Despite the cinematography having a Hallmark movie glow, the film’s other attributes never feel forced or fake. It’s genuinely funny. Mary Holland, who plays one of Harper’s sisters (and who co-wrote the script), and Dan Levy are especially hilarious in this. On top of that, the characters feel like actual human beings. You’re invested in them, you can relate to them, you care about them. Even when some of them make dumb or furstrating decisions, you still understand where they’re coming from.What works the most is what should- the romance. The romance between Abby and Harper (played fantastically by Stewart and Davis by the way) is believable. The actresses have good chemistry and the conflict they’re facing is legit. I tend to be cruelly cynical with rom-coms, nine times out of ten expecting (oftentimes hoping) for the romantic leads to permanently call it quits. Not the case with Happiest Season. I was actually rooting for Abby and Harper from start to finish, no matter how many cliches the plot runs into. Okay, maybe cliches isn’t the right word.

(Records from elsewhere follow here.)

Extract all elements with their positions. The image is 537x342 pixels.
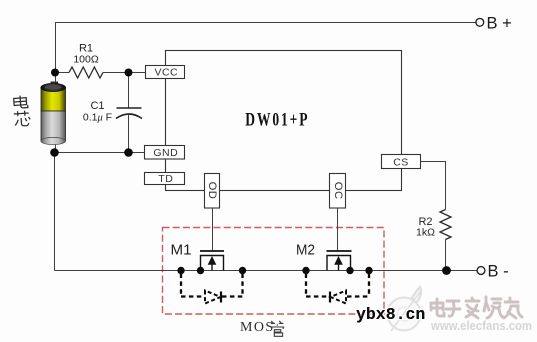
svg-text:OC: OC [332,182,344,200]
wire battery top vertical [55,23,57,73]
svg-text:M1: M1 [171,242,192,259]
battery cell [41,82,66,145]
op-amp U1 DW01+P IC outline [166,51,402,191]
wire left vertical to B- rail [54,153,56,271]
wire R2 bottom lead [445,240,447,271]
resistor R2 zigzag [440,210,451,240]
芯 [14,110,29,116]
pin VCC box [146,66,185,79]
pin OD box [205,174,220,209]
wire B+ top rail [55,22,476,24]
svg-text:1kΩ: 1kΩ [416,227,435,239]
svg-text:www.elecfans.com: www.elecfans.com [430,319,532,333]
pin CS box [382,155,421,169]
wire gate M1 from OD [212,208,214,251]
svg-text:VCC: VCC [154,67,178,79]
svg-text:MOS: MOS [240,320,275,335]
transistor M2 symbol [327,251,352,271]
电 [437,299,444,316]
电 [20,95,28,108]
pin OC box [330,174,346,209]
发 [466,298,479,318]
capacitor C1 top plate [117,107,142,109]
svg-text:B -: B - [488,263,509,281]
terminal B+ [476,18,484,26]
svg-text:TD: TD [158,173,173,185]
wire battery bottom to GND [55,152,145,154]
node junction dots [50,69,451,275]
body diode D2 dashed loop [306,274,369,304]
烧 [484,297,503,318]
terminal B- [477,267,485,275]
battery label 电芯 (hand-drawn) [13,95,31,127]
子 [446,301,460,316]
red dashed MOS enclosure [163,228,385,315]
annotation MOS管 [240,320,284,336]
elecfans watermark swirl logo [388,287,422,331]
svg-text:CS: CS [393,157,409,169]
body diode D1 dashed loop [181,274,243,304]
wire C1 top lead [128,73,130,109]
svg-text:ybx8.cn: ybx8.cn [356,305,425,324]
svg-text:0.1μ F: 0.1μ F [83,112,112,124]
wire R1 right lead to VCC [103,72,145,74]
svg-text:OD: OD [206,182,218,200]
svg-text:GND: GND [153,147,178,159]
svg-text:C1: C1 [90,100,104,112]
transistor M1 symbol [200,251,224,271]
pin GND box [145,146,185,160]
wire B- rail [55,270,478,272]
友 [504,298,522,318]
watermark text 电子发烧友 (hand-drawn strokes) [431,297,522,318]
svg-text:M2: M2 [296,242,315,259]
wire C1 bottom lead [128,114,130,153]
wire battery through vertical [55,73,57,153]
pin TD box [145,173,185,185]
svg-text:B +: B + [487,15,512,33]
wire gate M2 from OC [337,208,339,251]
svg-text:DW01+P: DW01+P [245,110,309,131]
IC U1 label DW01+P [245,110,309,131]
resistor R1 zigzag [69,67,103,78]
wire R1 left lead [55,72,69,74]
wire CS to R2 [421,162,446,210]
svg-text:100Ω: 100Ω [73,54,99,66]
capacitor C1 curved bottom plate [116,114,142,119]
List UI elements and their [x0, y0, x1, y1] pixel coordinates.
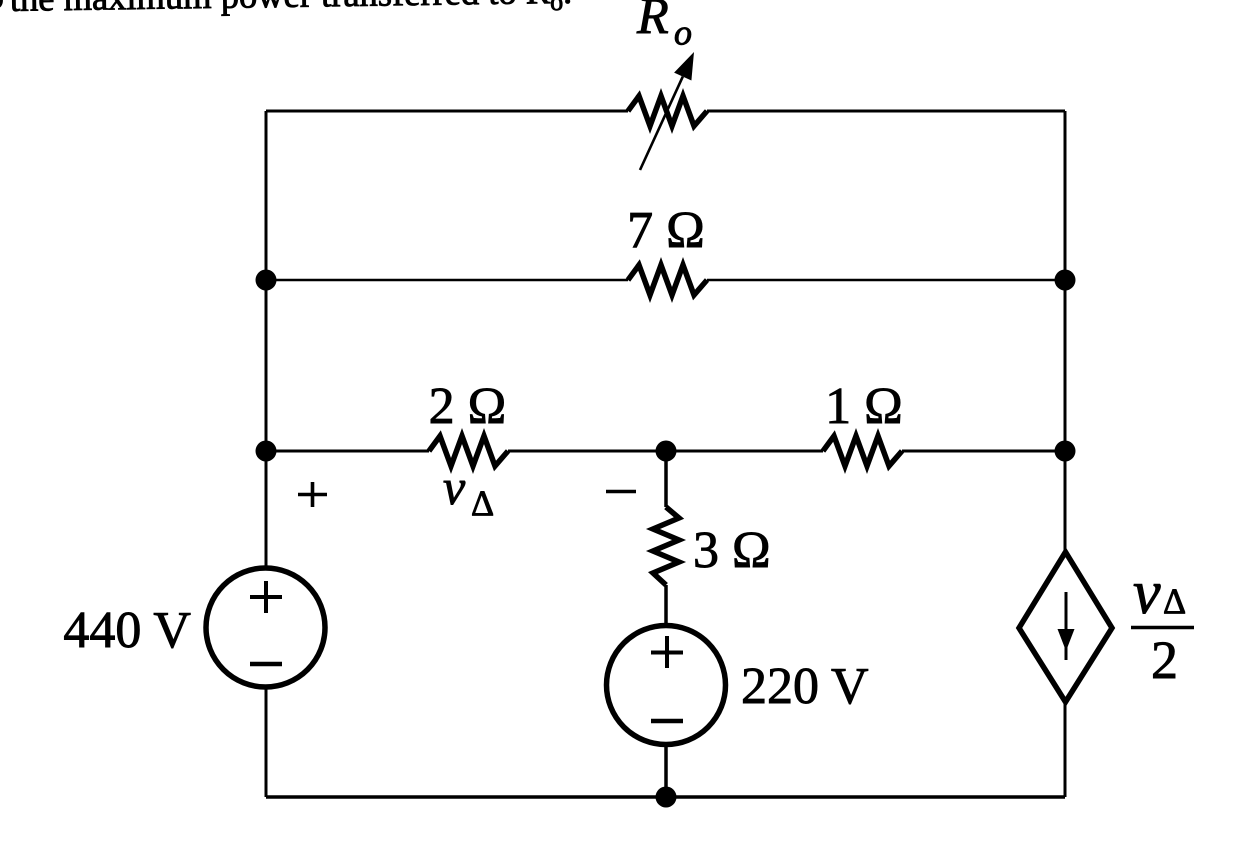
node dot: left 7-ohm row	[256, 270, 277, 291]
svg-text:2: 2	[1151, 630, 1178, 690]
label v-delta over 2 (controlled source value)	[1131, 559, 1194, 690]
minus sign inside 440V source	[250, 662, 282, 667]
svg-text:220 V: 220 V	[741, 658, 869, 715]
node dot: bottom center	[656, 787, 677, 808]
svg-text:R: R	[636, 0, 669, 45]
voltage source V2 220V	[607, 626, 726, 745]
node dot: center middle row	[656, 441, 677, 462]
svg-text:the maximum power transferred: the maximum power transferred to Ro.	[10, 0, 573, 24]
svg-text:1 Ω: 1 Ω	[825, 378, 903, 435]
dependent current source I1 (diamond)	[1019, 552, 1112, 702]
node dot: right 7-ohm row	[1055, 270, 1076, 291]
minus sign of v-delta polarity	[606, 490, 636, 494]
plus sign of v-delta polarity	[298, 482, 327, 507]
svg-text:440 V: 440 V	[63, 602, 191, 659]
svg-text:o: o	[0, 0, 4, 16]
svg-text:v: v	[1133, 559, 1161, 627]
minus sign inside 220V source	[651, 719, 683, 724]
arrow of variable resistor Ro	[640, 52, 694, 170]
voltage source V1 440V	[206, 568, 325, 687]
wire bottom rail	[266, 795, 1065, 799]
wire top rail	[266, 110, 1065, 113]
wire middle row	[266, 450, 1065, 453]
resistor R4 3 ohm (vertical)	[653, 507, 679, 585]
svg-text:Δ: Δ	[1163, 581, 1186, 621]
wire 3-ohm branch	[664, 451, 668, 797]
svg-text:3 Ω: 3 Ω	[693, 522, 771, 579]
node dot: left middle row	[256, 441, 277, 462]
resistor R2 2 ohm	[429, 436, 508, 466]
arrow inside dependent source	[1058, 592, 1075, 660]
resistor Ro (variable, top)	[628, 96, 707, 126]
svg-text:v: v	[443, 459, 466, 515]
svg-text:o: o	[674, 13, 692, 53]
wire right rail	[1064, 111, 1067, 797]
wire left rail	[265, 111, 268, 797]
resistor R1 7 ohm	[628, 265, 707, 295]
node dot: right middle row	[1055, 441, 1076, 462]
plus sign inside 220V source	[651, 636, 683, 668]
svg-text:7 Ω: 7 Ω	[627, 202, 705, 259]
svg-text:2 Ω: 2 Ω	[429, 378, 507, 435]
label v-delta (middle row)	[443, 459, 494, 523]
plus sign inside 440V source	[250, 581, 282, 613]
wire 7-ohm row	[266, 279, 1065, 282]
resistor R3 1 ohm	[823, 436, 902, 466]
svg-text:Δ: Δ	[471, 483, 494, 523]
caption: problem text cut off at top edge	[0, 0, 572, 24]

Narrative-wise, the story is pretty formulaic. It flows the way you might expect it to flow and wings up where you’d expect it to wind up. Though DuVall and Holland keep things fresh by tweaking the genre tropes just enough to make the formula tolerable. Overall, the film is a sweet, poignant joy to watch. It teeters on the edge of being a run-of-the-mill holiday rom-com, but avoids falling into that trap by having humanity, which I’m hard-pressed to say about any other films like it.